Cerita dari Bandung Part 1

Sudah beberapa tahun gw gak ke Bandung. Gw pun bukan orang Bandung yang setiap minggu biasanya balik. Kunjungan ke Bandung kali ini terkait seminar internsional linguistik di Universitas Padjajaran di Dipatiukur yang berada di bawah pepohonan rimbun, sejuk rasanya.

Saya tiba malam hari di Diaptiukur tanpa memesan hotel terlebih dahulu. Berniat menginap di sekitar kampus, tapi ternyata harga hotel lumayan gak bersahabat mulai dari 300 ribu per malam. Di tengah keputusasaan saya mengeluh dan bercerita ke seorang ibu kaki lima. Keberuntungan menghampiri, dengan baik hati ibu tersebut merekomendasikan sewa kos yang letaknya masuk ke dalam gang-gang tak jauh dari tempat seminar gue. Dengan harga Rp 90 ribu per malam.

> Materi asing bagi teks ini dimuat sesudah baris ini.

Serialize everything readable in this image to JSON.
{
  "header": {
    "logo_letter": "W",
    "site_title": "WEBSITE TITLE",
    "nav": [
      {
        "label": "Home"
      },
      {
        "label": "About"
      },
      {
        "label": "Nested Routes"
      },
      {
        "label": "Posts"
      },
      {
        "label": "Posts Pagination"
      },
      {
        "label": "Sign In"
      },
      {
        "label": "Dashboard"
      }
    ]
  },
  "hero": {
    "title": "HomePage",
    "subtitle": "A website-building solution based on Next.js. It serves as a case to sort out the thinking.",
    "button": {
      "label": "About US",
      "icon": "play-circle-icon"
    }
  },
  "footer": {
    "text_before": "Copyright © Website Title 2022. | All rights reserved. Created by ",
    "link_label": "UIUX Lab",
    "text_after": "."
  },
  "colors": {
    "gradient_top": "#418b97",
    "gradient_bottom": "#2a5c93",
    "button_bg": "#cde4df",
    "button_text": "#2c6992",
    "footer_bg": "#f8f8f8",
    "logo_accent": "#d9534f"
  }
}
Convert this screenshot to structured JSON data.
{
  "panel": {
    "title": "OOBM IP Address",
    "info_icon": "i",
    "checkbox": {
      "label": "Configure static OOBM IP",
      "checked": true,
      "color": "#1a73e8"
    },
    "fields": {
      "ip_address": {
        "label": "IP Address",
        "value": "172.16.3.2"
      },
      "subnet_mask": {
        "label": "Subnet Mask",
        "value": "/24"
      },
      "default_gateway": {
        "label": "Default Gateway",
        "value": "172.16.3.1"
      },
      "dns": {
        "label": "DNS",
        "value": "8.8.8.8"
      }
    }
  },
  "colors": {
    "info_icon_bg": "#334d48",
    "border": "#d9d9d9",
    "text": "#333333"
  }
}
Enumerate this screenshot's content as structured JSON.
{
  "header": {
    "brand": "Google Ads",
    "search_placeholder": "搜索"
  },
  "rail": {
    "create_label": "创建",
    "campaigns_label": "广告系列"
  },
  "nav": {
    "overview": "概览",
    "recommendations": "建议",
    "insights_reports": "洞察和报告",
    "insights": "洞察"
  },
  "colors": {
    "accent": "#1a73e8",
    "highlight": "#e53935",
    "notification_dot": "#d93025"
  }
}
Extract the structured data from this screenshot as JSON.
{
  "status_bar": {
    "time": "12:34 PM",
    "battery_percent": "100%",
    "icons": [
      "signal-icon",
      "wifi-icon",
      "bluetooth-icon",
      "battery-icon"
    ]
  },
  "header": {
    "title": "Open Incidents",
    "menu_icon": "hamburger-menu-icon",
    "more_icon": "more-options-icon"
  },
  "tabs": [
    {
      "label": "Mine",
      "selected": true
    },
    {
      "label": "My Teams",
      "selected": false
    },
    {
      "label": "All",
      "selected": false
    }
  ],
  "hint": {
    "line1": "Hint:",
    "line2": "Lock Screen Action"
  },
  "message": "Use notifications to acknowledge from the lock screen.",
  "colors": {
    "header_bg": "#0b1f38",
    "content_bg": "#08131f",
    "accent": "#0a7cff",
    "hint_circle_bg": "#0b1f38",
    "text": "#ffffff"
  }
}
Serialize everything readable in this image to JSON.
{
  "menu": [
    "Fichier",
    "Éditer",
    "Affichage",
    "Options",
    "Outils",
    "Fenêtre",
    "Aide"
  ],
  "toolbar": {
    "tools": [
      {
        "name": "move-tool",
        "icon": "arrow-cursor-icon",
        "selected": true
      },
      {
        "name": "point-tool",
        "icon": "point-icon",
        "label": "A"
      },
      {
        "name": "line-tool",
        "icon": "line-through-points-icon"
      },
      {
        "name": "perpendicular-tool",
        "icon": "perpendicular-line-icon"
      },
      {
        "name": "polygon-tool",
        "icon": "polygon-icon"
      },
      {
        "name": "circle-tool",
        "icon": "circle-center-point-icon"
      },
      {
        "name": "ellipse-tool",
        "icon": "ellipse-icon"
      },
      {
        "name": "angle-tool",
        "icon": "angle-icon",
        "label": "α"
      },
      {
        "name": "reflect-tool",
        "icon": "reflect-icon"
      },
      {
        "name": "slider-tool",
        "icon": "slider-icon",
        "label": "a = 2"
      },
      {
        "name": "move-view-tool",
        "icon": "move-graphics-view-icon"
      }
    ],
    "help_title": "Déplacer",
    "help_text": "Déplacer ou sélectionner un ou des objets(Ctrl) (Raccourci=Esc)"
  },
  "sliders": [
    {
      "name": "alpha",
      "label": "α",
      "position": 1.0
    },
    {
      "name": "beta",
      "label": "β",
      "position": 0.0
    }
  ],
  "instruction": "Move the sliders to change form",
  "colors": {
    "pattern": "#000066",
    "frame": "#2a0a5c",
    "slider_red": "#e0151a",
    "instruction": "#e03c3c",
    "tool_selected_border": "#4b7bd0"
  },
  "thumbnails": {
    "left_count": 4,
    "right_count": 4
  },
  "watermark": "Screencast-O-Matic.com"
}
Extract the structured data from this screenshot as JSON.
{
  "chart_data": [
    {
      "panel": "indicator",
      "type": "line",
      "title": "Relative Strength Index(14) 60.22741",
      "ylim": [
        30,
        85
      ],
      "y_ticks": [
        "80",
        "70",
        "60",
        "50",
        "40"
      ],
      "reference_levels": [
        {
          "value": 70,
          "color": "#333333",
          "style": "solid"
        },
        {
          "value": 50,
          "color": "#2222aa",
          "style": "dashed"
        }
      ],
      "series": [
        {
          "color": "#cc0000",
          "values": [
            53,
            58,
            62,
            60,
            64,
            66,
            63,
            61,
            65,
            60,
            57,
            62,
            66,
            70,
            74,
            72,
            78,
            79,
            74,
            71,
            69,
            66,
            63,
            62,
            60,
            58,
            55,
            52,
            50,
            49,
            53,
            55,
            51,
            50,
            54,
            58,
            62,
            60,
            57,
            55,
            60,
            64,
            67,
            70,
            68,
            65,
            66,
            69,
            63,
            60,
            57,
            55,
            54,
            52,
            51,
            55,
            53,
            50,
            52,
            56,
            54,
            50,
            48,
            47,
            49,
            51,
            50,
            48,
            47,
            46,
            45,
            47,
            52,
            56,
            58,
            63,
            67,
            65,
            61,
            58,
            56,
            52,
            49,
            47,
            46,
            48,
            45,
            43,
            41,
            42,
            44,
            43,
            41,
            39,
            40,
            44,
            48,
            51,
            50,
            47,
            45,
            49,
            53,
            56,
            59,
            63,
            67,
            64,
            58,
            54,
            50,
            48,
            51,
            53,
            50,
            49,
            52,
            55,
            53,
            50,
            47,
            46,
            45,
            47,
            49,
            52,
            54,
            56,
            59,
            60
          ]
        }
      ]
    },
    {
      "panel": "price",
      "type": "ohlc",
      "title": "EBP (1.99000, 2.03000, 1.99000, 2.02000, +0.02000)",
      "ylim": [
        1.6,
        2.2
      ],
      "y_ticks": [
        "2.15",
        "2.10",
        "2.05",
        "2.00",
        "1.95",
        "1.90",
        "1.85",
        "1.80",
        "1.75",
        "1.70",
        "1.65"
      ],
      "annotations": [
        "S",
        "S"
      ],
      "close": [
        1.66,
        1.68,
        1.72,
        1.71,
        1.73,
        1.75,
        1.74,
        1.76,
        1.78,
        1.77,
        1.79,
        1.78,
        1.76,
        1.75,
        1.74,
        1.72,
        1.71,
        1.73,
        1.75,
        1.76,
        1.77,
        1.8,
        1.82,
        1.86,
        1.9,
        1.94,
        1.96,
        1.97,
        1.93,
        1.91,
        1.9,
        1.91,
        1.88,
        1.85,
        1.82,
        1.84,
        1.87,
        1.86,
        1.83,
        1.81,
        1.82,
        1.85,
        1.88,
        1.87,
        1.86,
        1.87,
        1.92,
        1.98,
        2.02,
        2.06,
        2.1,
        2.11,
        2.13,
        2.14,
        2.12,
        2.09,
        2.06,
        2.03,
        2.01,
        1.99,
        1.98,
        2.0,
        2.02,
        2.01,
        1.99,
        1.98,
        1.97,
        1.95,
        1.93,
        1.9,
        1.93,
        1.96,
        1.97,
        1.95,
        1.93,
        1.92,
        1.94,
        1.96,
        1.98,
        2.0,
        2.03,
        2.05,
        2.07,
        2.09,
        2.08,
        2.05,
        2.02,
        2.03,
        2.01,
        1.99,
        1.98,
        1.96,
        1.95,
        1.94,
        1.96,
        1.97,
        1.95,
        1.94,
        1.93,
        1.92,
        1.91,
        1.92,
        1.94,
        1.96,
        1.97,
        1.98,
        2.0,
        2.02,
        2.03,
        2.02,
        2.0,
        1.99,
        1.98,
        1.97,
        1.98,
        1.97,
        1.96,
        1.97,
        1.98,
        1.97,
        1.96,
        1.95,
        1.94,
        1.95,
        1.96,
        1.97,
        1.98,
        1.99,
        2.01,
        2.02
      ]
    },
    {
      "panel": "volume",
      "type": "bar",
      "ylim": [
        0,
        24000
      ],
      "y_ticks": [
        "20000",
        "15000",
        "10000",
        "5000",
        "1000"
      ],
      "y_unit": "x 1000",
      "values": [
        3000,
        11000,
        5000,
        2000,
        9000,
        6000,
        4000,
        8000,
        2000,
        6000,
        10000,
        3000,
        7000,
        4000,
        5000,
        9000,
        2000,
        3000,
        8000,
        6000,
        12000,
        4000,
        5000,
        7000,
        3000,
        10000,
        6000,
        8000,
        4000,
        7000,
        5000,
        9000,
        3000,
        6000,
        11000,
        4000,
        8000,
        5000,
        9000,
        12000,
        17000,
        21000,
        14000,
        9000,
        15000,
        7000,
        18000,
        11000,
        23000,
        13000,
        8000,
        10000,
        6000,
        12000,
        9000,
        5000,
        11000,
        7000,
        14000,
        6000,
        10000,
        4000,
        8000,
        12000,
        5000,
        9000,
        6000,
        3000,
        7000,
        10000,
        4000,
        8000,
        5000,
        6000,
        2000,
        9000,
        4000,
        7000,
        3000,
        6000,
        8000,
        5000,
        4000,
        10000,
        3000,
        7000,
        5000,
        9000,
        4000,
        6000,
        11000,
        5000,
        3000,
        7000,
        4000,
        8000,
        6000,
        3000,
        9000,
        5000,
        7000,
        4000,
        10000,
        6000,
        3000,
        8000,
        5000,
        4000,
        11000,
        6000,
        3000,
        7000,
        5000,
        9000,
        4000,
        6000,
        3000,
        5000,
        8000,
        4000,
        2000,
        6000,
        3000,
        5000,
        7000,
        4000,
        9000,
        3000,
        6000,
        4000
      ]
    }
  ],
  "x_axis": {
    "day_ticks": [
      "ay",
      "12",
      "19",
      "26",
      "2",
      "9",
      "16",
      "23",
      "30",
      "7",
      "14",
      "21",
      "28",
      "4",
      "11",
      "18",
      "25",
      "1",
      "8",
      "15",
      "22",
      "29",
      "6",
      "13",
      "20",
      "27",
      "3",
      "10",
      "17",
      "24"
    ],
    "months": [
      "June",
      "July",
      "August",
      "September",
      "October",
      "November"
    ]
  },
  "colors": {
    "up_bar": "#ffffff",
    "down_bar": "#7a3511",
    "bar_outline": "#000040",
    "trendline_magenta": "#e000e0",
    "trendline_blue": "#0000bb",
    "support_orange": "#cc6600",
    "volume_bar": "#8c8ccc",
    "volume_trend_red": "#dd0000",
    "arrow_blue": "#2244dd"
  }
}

Esok paginya seminar dimulai, di Dipatiukur jangan takut kelaparan karena jajanan menjuntai sepanjang jalan ayam bakar, mie ayam, bakso dan lain-lain, maklum markas anak kampus. Saya mengikuti setengah dari seminar tersebut, kenapa? Padahal sudah jauh-jauh dan mahal. Karna narsumnya menurut saya kurang kompeten beberapa orang dan membosankan. Jadilah saya yang bertemu dengan junior mendadak, cabut dari ruang seminar dan menjelajahi  Kota Bandung. Jangan ditiru ya.

Jalan Baraga

Dimulai dari Jalan Baraga atau Kota Tuanya Bandung. Saya sudah lupa sebenarnya Braga itu seperti apa banyak yang bilang makin cantik gara-gara Ridwan Kamil kalau sudah malam rata-rata di Braga sepi terkait aturan dari walikota. Sepanjang Braga teman saya bercerita kalau beberapa toko tua tutup karena bangkrut tetapi juga banyak yang bertahan kayak toko es krim citarasa kolonial-Sumber Hidangan. Beda dengan toko ice cream lain yang menunya udah green tea-an di sini mah ice creamnya bener-bener masih original gak ada rasa macem-macem tapi rasanya tetap enak seolah memgembalikan kita pada sesuatu yang sederhana namun tetap terasa nikmat. Yang bagusnya juga arsitekturnya dipertahankan sedemikian rupa.



Toko Ice Cream Sumber Hidangan

Di sepanjang Braga juga banyak para seniman jalanan yang menjajakan dagangannya. Mulai dari seni lukis, sketsa dan lain-lain. Di sepanjang Braga ini juga nyempil beberapa motel yang dalam kasat mata ini hotel kayak hotel esek-esek gitu. Ups! Yang tampak kentara juga bangunan tua Antara, teman jurnalis saya pernah mengatakan bahwa enggak ada yang mau berlama-lama di gedung ini kalau malam karena suka ada penampakan hahahah.... Yang lainnya juga ada beberapa hotel peninggalan Belanda kayak Savoy Homann Hotel sampai akhirnya nyampe ke Gedung Merdeka atau Gedung Asia Afrika.





Kota Tua Bandung
Karena masih euforia Asia Afrika jadi masih banyak ornamen dan pernak pernik tokoh-tokoh Asia Afrika berikut bendera-benderanya. Jadi enggak mau nyia-nyiain kesempatan dong buat ngelakuin selfi. Jalan terus kita akan ketemu Masjid Agung Bandung yang di bagian depannya sudah terhampar lapangan hijau mirip karpet yaitu Alun-alun Bandung. Meski panas menyengat  warga Bandung antusias lari-larian di alun-alun, apalagi masuk ke alun-alun musti lepas sepatu jadi aman deh anak-anak guling-gulingan.


Masjid Raya Bandung

Alun-alun Bandung


Satu yang saya sadari, memang Ridwan Kamil sudah sukses menyulap wajah Bandung menjadi lebih ciamik. Yang terpenting mengubah psikologi warga Bandung untuk bangga terhadap kota mereka. Pantas saja mereka enggan melepas walikotanya untuk jadi  gubernur Jakarta.